Either use a named constant instead of UINT64_MAX, or use 8 instead of sizeof(*buffer).

772 ↗(On Diff #116579)

These are const pointers to mutable objects. What's the point?

dvyukov edited edge metadata.Sep 25 2017, 11:48 PM

looks good to me

alekseyshl marked an inline comment as done.
  • Switched temporary counter buffer from fixed to random mapping and address minor style comments.

Why are you mapping the counters in a specific place just after the free array, instead of simply anywhere? I.e. why MAP_FIXED at all?

The original idea was to keep it mapped between iterations, but yes, it does not make much sense anymore and we can always get back to it later. Switched to just mapping.

lib/sanitizer_common/sanitizer_allocator_primary64.h
772 ↗(On Diff #116579)

The point is to indicate that this pointer do not change, but you just reminded me that actually I was going to make CompactPtrToPointer et al const and switch to const refs. Done.

I do not have comments on the code, it looks good to me.

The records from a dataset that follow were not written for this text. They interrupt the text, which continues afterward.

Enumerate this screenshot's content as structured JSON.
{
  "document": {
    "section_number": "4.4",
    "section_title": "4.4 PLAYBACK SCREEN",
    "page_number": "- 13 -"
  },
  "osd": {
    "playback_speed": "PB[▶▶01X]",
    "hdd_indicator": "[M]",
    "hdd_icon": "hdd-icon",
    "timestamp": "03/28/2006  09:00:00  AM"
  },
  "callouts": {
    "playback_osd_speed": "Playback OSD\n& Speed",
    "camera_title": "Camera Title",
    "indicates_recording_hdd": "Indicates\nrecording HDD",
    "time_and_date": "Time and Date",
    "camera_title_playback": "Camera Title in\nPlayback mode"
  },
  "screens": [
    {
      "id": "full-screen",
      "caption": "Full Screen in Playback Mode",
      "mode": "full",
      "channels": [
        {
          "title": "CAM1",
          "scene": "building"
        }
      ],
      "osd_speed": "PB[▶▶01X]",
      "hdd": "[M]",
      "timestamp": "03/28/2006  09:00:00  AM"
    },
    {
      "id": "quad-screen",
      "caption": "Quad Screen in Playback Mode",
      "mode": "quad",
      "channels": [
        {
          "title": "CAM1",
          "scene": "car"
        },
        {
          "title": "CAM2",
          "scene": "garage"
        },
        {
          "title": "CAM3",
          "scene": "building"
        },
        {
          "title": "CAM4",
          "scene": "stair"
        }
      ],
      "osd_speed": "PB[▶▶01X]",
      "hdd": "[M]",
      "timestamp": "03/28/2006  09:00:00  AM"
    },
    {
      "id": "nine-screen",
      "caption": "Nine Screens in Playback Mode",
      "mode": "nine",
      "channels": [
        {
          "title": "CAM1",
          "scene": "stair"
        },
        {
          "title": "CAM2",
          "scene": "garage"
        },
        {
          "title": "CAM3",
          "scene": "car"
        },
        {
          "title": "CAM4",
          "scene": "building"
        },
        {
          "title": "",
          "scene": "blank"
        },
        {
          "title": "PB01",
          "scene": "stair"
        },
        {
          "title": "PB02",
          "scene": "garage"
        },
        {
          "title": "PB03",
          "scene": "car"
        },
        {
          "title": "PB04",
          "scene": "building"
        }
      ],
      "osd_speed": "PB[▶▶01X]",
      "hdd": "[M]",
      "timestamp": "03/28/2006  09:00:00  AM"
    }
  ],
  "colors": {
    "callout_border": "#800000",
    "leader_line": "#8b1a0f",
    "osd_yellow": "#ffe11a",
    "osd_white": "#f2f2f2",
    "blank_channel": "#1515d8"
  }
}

There is a few points I was thinking about, not in the sense of suggestions for this CL, but rather general wondering:

  • How about about bumping last_release_at_ns when a region is grown? This would prevent the reclaiming to occur shortly after, and could lower the chances of releasing pages that were just allocated.
  • Could there be enough room in the free array to not have to map memory? eg: the memory between num_freed_chunks*sizeof(CompactPtrT) and mapped_free_array could be enough. I am not sure it would necessarily be a gain except maybe in memory usage. But since the memory is unmapped right after it might be worthless.
  • Did the tests show in any way what could be a good balance timing/cpu wise to set a default to?
  1. Bumping last_release_at_ns makes sense, let me think about it a bit more
  2. I'd rather not complicate the code just yet, but I like the idea of using whatever is already mapped. Will add a comment about it.
  3. This version is pretty much linear to the number of pages allocated, everything else does not matter that much, so the more memory allocated, the slower it is. Comparing to the previous version, even the larger apps I tried spent insignificant amount of time releasing pages. I'd like to collect more diverse data before drawing any conclusions (fuzzer would make a great test app).
  • Add a couple TODOs

I do not have comments on the code, it looks good to me.

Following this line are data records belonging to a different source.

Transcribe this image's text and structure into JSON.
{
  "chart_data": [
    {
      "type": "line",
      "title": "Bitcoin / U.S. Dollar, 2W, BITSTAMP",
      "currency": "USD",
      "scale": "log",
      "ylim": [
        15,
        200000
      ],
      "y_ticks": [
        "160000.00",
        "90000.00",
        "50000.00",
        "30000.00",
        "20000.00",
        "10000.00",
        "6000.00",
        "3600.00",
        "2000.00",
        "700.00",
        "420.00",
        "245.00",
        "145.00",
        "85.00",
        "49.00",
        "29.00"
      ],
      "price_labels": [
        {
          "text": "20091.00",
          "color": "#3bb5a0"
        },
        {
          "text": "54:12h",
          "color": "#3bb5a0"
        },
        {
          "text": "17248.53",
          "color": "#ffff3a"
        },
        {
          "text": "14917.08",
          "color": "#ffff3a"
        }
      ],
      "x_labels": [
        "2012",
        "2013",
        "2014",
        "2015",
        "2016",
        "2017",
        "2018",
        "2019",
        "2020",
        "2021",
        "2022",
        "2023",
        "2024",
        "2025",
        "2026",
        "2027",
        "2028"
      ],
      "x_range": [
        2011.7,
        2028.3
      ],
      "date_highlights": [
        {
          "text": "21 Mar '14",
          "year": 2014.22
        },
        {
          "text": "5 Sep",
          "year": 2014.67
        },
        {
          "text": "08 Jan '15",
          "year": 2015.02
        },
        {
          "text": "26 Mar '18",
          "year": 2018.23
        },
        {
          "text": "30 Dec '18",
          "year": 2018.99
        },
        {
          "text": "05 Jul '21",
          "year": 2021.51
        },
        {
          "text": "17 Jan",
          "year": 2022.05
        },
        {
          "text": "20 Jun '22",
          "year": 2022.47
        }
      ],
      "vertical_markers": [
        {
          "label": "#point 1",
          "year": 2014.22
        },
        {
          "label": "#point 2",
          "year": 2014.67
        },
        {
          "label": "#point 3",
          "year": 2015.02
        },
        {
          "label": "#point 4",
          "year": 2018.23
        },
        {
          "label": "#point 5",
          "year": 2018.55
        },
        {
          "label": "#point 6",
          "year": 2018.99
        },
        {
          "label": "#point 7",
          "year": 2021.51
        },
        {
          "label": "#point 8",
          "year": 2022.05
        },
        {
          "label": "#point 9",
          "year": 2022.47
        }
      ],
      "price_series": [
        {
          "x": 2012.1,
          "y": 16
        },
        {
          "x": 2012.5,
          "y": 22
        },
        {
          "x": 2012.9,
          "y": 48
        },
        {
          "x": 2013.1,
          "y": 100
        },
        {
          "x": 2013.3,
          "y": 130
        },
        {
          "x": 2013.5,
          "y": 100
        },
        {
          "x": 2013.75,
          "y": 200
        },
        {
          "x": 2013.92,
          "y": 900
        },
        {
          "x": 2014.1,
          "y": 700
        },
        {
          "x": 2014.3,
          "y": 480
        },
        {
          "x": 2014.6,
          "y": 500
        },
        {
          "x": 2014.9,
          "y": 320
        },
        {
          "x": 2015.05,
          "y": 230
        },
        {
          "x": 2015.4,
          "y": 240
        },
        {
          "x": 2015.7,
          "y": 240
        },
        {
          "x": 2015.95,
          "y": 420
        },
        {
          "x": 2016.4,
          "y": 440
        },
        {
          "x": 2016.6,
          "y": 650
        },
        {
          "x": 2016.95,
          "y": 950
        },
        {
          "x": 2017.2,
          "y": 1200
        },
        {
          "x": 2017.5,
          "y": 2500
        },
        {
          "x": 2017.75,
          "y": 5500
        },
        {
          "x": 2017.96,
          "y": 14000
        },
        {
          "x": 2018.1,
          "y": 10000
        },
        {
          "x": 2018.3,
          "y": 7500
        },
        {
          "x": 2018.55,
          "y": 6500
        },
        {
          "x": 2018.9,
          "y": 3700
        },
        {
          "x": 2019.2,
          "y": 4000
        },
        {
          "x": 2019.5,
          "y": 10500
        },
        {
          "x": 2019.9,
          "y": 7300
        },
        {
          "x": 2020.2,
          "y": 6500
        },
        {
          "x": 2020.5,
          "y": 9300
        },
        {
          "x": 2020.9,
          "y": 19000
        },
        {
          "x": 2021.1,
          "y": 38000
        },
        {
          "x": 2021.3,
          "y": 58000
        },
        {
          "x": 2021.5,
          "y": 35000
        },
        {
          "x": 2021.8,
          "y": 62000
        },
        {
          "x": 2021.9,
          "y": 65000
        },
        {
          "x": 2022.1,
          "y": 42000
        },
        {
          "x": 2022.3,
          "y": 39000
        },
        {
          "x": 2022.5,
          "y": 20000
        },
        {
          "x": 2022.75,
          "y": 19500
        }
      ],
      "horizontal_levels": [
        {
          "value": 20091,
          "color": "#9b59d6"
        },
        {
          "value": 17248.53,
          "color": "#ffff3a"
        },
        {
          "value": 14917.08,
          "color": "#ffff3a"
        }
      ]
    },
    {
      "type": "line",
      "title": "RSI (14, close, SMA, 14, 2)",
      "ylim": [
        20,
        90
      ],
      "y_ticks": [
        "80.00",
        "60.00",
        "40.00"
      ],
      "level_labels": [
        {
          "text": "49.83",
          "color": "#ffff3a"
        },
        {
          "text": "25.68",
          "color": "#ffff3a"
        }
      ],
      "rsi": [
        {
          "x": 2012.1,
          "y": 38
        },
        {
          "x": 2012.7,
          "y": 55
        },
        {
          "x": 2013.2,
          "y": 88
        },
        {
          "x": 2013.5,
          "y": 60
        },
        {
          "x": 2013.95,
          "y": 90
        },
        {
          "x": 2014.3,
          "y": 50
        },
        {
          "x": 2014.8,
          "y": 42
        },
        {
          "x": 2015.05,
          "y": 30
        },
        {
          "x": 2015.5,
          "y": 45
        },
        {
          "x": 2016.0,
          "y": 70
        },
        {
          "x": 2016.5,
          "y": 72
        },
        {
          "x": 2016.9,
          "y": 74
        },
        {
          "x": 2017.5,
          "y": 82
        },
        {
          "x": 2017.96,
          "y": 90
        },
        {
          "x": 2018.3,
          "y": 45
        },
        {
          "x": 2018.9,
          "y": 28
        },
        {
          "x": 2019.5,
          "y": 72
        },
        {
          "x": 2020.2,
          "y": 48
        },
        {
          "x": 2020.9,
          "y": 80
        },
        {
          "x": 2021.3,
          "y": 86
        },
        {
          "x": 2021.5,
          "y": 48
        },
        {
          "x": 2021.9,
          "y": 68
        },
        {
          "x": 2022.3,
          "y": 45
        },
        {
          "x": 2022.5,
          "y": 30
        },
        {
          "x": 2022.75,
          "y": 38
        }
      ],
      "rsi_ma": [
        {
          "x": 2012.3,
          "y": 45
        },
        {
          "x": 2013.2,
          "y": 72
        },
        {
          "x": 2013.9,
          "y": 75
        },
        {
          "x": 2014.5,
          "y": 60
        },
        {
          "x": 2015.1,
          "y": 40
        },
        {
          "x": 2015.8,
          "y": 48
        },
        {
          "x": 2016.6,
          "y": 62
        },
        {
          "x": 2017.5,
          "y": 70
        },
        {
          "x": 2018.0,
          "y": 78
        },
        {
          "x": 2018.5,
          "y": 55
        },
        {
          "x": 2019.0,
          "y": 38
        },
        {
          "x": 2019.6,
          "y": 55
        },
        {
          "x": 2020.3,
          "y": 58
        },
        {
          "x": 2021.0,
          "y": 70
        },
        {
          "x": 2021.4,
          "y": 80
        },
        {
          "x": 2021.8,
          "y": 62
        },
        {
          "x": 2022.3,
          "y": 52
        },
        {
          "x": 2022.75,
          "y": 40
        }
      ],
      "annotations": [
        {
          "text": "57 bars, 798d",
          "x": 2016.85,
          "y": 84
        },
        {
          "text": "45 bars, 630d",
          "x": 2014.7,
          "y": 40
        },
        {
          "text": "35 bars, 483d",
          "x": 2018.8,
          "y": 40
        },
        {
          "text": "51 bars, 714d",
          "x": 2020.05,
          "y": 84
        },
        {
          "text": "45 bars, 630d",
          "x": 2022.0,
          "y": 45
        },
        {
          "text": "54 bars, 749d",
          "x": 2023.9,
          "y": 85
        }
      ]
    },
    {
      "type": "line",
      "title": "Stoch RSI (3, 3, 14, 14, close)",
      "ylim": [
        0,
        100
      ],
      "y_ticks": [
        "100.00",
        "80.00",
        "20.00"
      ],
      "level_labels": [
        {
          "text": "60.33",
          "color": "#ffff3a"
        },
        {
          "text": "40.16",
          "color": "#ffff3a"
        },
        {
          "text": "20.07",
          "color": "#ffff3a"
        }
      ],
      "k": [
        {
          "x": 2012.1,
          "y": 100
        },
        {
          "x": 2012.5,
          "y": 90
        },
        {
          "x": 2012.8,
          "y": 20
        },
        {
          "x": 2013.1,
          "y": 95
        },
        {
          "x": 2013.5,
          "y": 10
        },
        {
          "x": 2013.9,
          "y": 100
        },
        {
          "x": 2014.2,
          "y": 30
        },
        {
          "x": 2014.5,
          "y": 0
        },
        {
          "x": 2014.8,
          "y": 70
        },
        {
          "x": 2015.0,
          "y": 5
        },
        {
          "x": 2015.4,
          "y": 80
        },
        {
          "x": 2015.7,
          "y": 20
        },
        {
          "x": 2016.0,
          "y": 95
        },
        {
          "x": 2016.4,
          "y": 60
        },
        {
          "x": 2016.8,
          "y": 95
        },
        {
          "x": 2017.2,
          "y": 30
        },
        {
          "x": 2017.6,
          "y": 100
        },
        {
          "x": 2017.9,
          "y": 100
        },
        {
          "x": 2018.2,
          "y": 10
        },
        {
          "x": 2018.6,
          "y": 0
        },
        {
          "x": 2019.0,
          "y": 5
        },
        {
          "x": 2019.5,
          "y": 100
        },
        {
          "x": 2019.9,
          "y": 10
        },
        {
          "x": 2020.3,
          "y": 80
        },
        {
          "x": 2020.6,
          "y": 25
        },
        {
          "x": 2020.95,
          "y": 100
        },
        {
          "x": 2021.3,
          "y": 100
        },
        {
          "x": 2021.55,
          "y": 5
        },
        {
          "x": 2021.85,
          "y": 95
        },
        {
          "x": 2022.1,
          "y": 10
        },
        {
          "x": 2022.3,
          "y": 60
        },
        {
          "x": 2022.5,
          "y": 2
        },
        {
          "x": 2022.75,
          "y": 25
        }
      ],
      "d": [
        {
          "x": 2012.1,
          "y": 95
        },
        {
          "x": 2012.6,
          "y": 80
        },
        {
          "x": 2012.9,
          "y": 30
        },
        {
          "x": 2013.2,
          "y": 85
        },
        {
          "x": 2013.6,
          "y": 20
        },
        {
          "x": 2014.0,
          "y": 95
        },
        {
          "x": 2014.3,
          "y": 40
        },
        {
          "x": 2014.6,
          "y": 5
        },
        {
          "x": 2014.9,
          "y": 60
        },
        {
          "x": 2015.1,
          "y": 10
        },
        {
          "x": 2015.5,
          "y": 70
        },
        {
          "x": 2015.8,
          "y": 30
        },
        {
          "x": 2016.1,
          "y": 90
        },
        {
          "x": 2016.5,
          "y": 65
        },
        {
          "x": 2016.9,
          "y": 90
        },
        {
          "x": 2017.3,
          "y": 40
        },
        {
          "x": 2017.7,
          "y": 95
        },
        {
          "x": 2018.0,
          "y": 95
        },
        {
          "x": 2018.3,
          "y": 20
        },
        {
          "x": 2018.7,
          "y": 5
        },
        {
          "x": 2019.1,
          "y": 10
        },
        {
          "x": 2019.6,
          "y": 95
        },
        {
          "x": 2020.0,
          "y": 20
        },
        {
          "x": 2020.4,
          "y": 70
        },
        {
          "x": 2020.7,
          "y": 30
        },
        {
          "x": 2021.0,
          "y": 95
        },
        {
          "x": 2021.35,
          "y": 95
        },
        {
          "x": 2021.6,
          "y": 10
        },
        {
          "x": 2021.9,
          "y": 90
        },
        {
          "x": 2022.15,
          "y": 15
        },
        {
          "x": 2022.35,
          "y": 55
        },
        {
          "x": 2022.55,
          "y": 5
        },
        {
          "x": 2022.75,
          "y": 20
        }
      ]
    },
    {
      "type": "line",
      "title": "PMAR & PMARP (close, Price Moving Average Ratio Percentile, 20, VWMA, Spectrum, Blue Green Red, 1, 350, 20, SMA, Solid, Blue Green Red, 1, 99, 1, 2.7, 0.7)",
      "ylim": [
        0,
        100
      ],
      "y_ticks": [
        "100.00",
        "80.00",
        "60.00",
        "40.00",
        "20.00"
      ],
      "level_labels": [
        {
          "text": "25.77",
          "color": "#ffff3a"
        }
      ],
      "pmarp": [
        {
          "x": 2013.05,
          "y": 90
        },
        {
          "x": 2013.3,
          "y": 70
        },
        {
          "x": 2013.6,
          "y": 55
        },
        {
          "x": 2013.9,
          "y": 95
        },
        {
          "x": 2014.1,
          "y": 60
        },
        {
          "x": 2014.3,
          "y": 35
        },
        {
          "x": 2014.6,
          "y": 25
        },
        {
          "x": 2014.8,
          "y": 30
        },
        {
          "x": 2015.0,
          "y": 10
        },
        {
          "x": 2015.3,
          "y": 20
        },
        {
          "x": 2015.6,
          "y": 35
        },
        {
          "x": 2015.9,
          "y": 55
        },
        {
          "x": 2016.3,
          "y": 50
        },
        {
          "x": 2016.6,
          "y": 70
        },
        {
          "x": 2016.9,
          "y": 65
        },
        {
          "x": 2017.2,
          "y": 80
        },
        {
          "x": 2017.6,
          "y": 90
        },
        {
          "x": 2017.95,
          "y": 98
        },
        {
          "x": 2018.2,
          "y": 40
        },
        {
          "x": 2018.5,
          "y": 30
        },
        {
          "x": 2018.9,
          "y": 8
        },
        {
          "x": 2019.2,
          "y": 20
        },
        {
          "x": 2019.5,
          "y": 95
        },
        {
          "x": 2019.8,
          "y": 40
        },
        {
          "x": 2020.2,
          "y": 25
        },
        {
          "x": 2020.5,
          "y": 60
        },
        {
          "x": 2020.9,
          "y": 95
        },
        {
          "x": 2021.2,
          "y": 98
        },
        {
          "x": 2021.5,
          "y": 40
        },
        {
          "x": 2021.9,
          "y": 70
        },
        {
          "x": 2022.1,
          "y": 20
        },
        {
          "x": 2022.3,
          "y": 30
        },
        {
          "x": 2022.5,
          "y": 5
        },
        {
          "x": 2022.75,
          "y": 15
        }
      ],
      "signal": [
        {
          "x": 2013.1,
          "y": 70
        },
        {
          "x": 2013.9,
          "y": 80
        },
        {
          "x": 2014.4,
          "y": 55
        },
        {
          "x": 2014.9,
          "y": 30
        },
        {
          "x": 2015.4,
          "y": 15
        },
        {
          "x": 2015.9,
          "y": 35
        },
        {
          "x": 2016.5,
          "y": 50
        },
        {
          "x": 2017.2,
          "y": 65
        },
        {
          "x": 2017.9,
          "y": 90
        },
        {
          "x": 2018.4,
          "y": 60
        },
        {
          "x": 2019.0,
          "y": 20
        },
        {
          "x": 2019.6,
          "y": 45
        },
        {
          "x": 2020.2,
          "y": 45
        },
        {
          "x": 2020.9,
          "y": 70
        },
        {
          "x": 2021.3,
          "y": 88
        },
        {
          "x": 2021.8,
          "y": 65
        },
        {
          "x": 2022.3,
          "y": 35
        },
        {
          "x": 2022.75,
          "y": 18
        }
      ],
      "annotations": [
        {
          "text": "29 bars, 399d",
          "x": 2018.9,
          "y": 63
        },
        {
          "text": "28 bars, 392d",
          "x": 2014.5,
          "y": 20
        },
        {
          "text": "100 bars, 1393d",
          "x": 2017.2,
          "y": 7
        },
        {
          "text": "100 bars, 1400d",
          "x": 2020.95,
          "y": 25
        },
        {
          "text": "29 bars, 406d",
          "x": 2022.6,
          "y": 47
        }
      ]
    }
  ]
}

There is a few points I was thinking about, not in the sense of suggestions for this CL, but rather general wondering:

  • How about about bumping last_release_at_ns when a region is grown? This would prevent the reclaiming to occur shortly after, and could lower the chances of releasing pages that were just allocated.
  • Could there be enough room in the free array to not have to map memory? eg: the memory between num_freed_chunks*sizeof(CompactPtrT) and mapped_free_array could be enough. I am not sure it would necessarily be a gain except maybe in memory usage. But since the memory is unmapped right after it might be worthless.
  • Did the tests show in any way what could be a good balance timing/cpu wise to set a default to?
  1. Bumping last_release_at_ns makes sense, let me think about it a bit more
  2. I'd rather not complicate the code just yet, but I like the idea of using whatever is already mapped. Will add a comment about it.
  3. This version is pretty much linear to the number of pages allocated, everything else does not matter that much, so the more memory allocated, the slower it is. Comparing to the previous version, even the larger apps I tried spent insignificant amount of time releasing pages. I'd like to collect more diverse data before drawing any conclusions (fuzzer would make a great test app).

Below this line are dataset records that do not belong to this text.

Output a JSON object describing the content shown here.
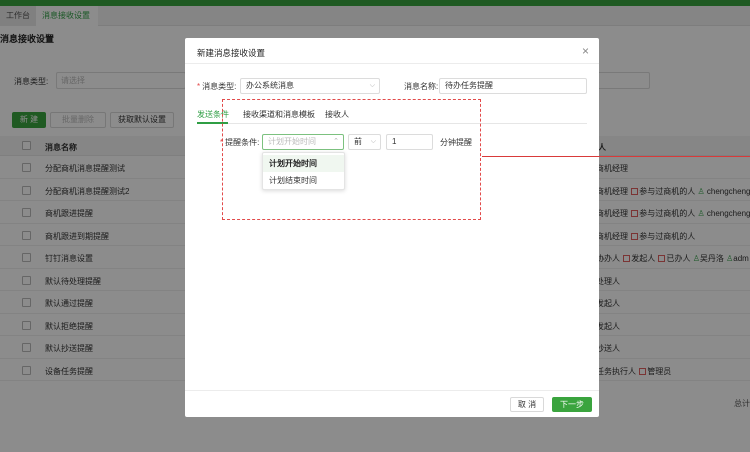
{
  "tabs": {
    "home": "工作台",
    "active": "消息接收设置",
    "close": "×"
  },
  "page_title": "消息接收设置",
  "filter": {
    "label": "消息类型:",
    "placeholder": "请选择"
  },
  "buttons": {
    "new": "新 建",
    "batch_delete": "批量删除",
    "get_default": "获取默认设置"
  },
  "table": {
    "header": {
      "name": "消息名称",
      "receiver": "人"
    },
    "rows": [
      {
        "name": "分配商机消息提醒测试",
        "receiver": "商机经理"
      },
      {
        "name": "分配商机消息提醒测试2",
        "receiver_parts": [
          "商机经理",
          "参与过商机的人",
          "chengcheng"
        ]
      },
      {
        "name": "商机跟进提醒",
        "receiver_parts": [
          "商机经理",
          "参与过商机的人",
          "chengcheng"
        ]
      },
      {
        "name": "商机跟进到期提醒",
        "receiver_parts": [
          "商机经理",
          "参与过商机的人"
        ]
      },
      {
        "name": "钉钉消息设置",
        "receiver_parts": [
          "协办人",
          "发起人",
          "已办人",
          "吴丹洛",
          "adm"
        ]
      },
      {
        "name": "默认待处理提醒",
        "receiver": "处理人"
      },
      {
        "name": "默认通过提醒",
        "receiver": "发起人"
      },
      {
        "name": "默认拒绝提醒",
        "receiver": "发起人"
      },
      {
        "name": "默认抄送提醒",
        "receiver": "抄送人"
      },
      {
        "name": "设备任务提醒",
        "receiver_parts": [
          "任务执行人",
          "管理员"
        ]
      }
    ],
    "total": "总计"
  },
  "modal": {
    "title": "新建消息接收设置",
    "close": "×",
    "message_type": {
      "label": "消息类型:",
      "value": "办公系统消息"
    },
    "message_name": {
      "label": "消息名称:",
      "value": "待办任务提醒"
    },
    "subtabs": [
      "发送条件",
      "接收渠道和消息模板",
      "接收人"
    ],
    "condition": {
      "label": "提醒条件:",
      "placeholder": "计划开始时间",
      "direction": "前",
      "amount": "1",
      "unit": "分钟提醒"
    },
    "dropdown": [
      "计划开始时间",
      "计划结束时间"
    ],
    "footer": {
      "cancel": "取 消",
      "next": "下一步"
    }
  },
  "colors": {
    "accent": "#3aa43e",
    "annotation": "#e24a4a"
  }
}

Regarding 1), decided to have a TODO for now. I am concerned with the case when free_list is growing relatively slowly but enough to block release to os (on the other hand, if it grows constantly, it means that we should not release anything yet anyway). I'd rather do it as a separate experiment and separate patch.

Harbormaster completed remote builds in B10604: Diff 116690.
cryptoad accepted this revision.Sep 26 2017, 3:37 PM

LGTM on my side.

This revision is now accepted and ready to land.Sep 26 2017, 3:37 PM
eugenis accepted this revision.Sep 26 2017, 4:23 PM
This revision was automatically updated to reflect the committed changes.